Waldemar Victorino Barreto (22 maggio 1952 a Montevideo, Uruguay) è un ex calciatore uruguaiano.
Associazione
Victorino, che giocava come attaccante e si distingueva particolarmente per il suo gioco di testa, ha iniziato la sua carriera all'età di 17 anni al Cerro di Montevideo. Successivamente ha giocato per le squadre Progreso e River Plate Montevideo, entrambe situate nella capitale dell'Uruguay. Nel 1979 si è unito al Nacional Montevideo, diventando capocannoniere della Primera División con 19 gol. Nel 1980 ha vinto il campionato uruguaiano e ha anche trionfato nella Copa Libertadores con i suoi compagni di squadra. In finale, nella partita di ritorno contro l'Internacional, Victorino ha segnato l'unico gol delle due partite finali, risultando essere il miglior marcatore della Copa con sei gol. Ha poi vinto anche la Coppa del Mondo per club nel 1980 contro il Nottingham Forest. Nel 1981 ha giocato per il Deportivo Cali, una squadra colombiana. Alcuni dicono che nel 1982 sia tornato per breve tempo al Nacional. Successivamente ha giocato per il Cagliari, una squadra italiana. Ha poi giocato in Argentina per il Newell's Old Boys e il Colón de Santa Fe. Da lì si è trasferito a Quito, la capitale dell'Ecuador, dove ha giocato per il LDU Portoviejo, vincendo nuovamente il titolo di capocannoniere nel 1987 con 23 gol nel Torneo Ecuatoriano.
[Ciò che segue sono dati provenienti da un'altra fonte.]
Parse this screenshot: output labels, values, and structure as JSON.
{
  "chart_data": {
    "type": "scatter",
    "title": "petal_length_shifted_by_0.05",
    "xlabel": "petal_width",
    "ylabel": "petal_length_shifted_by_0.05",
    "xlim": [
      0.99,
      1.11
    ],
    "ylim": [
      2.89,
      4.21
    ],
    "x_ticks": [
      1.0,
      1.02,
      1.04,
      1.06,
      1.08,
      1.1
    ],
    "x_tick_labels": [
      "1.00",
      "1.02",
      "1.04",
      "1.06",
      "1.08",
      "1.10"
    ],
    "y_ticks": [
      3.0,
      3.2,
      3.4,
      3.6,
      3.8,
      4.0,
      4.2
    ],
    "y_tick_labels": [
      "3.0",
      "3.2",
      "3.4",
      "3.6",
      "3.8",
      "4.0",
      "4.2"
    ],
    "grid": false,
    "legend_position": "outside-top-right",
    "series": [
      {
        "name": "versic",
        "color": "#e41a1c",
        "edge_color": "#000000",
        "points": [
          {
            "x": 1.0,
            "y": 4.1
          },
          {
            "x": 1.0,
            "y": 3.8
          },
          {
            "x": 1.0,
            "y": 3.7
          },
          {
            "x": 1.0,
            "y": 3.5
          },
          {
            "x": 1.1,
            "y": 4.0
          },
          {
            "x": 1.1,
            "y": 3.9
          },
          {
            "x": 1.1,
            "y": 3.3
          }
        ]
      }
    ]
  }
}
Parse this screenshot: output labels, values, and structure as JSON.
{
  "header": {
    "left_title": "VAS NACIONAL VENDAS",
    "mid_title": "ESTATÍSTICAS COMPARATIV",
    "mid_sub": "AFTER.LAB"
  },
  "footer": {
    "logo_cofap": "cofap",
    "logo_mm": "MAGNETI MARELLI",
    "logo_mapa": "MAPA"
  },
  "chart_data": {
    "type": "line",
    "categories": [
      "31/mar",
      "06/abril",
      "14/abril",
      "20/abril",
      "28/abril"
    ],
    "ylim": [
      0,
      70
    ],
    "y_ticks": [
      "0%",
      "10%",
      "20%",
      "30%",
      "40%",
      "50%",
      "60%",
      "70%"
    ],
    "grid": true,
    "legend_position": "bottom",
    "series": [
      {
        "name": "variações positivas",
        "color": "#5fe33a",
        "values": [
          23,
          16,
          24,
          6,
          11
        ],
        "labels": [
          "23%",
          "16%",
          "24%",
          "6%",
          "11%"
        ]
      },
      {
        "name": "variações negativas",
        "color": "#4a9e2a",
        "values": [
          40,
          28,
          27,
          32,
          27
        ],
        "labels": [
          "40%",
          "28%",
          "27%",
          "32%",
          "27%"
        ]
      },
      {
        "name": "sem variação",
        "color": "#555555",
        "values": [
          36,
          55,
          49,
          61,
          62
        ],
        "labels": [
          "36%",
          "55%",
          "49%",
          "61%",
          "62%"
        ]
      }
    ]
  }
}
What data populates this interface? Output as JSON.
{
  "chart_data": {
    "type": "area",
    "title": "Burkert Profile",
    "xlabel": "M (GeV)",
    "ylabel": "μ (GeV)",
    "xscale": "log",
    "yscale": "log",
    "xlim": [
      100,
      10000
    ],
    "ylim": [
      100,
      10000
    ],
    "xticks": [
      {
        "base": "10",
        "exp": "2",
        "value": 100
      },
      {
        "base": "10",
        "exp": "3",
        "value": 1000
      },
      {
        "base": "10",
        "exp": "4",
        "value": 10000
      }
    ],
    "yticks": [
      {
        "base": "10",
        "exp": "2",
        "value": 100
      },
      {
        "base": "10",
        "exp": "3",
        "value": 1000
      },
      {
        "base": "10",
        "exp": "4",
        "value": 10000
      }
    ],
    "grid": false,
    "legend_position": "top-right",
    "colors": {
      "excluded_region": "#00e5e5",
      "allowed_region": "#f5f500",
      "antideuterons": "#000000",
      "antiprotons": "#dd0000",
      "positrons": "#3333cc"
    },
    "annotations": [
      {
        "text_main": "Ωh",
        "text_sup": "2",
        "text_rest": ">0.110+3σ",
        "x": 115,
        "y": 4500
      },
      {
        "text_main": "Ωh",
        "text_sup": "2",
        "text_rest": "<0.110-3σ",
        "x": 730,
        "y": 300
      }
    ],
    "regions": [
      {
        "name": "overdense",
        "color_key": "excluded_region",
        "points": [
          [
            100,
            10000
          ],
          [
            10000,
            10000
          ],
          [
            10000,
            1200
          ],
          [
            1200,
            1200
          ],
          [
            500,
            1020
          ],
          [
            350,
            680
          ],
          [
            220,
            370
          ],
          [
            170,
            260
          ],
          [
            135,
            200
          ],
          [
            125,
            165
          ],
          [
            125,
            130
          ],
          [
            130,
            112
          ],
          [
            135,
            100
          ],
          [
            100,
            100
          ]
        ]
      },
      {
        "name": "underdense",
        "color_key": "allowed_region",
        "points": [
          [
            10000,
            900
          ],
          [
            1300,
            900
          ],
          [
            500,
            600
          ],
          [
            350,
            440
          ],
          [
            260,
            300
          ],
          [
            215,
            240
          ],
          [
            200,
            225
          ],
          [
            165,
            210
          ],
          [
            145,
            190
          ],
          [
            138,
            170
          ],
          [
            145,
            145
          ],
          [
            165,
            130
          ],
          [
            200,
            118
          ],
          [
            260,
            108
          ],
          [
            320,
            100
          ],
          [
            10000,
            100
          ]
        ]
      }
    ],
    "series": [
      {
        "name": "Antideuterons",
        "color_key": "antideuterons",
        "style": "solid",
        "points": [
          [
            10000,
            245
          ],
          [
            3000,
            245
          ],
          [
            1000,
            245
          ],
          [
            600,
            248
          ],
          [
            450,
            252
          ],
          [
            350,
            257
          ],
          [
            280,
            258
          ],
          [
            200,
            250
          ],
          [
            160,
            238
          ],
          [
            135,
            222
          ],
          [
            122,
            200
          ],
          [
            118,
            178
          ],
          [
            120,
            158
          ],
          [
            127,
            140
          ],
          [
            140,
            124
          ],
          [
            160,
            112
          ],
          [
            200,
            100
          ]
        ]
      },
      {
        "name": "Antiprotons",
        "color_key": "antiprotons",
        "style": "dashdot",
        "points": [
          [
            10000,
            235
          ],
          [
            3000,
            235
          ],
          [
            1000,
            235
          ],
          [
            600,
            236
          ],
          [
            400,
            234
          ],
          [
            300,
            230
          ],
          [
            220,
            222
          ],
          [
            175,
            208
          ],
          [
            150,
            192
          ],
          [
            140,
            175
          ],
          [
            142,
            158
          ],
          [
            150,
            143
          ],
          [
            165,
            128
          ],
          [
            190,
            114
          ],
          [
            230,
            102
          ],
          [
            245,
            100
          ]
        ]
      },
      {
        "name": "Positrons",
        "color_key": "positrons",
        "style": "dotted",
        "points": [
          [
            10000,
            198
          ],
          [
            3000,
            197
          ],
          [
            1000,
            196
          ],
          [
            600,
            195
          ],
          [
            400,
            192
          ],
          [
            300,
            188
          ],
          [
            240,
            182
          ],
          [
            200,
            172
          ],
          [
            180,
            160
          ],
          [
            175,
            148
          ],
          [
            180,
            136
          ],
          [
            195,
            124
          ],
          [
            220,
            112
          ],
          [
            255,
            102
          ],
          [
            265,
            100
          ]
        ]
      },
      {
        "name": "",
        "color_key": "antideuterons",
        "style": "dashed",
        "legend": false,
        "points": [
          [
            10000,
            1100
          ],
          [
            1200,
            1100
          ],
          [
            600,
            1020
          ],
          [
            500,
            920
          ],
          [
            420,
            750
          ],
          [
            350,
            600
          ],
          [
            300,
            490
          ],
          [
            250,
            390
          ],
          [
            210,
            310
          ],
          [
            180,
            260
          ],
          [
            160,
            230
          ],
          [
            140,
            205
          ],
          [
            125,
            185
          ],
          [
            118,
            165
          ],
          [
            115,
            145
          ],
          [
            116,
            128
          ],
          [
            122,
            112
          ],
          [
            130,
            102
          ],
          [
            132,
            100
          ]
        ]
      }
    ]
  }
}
Altre tappe della sua carriera sono state il club venezuelano Marítimo Caracas e le squadre peruviane Sport Boys e Club Atlético Defensor Lima.
La squadra nazionale
Victorino ha disputato un totale di 33 partite internazionali con la nazionale di calcio uruguaiana tra il 9 giugno 1976 e il 13 settembre 1981, realizzando 15 gol. Ha fatto parte della squadra uruguaiana vincente al Mundialito e si è laureato capocannoniere del torneo segnando tre volte.
Altro
Waldemar Victorino è lo zio del nazionale Mauricio Victorino. Almeno da gennaio del 2013 fa parte dello staff tecnico del Nacional Montevideo, responsabile dell'area Técnicas y definiciones.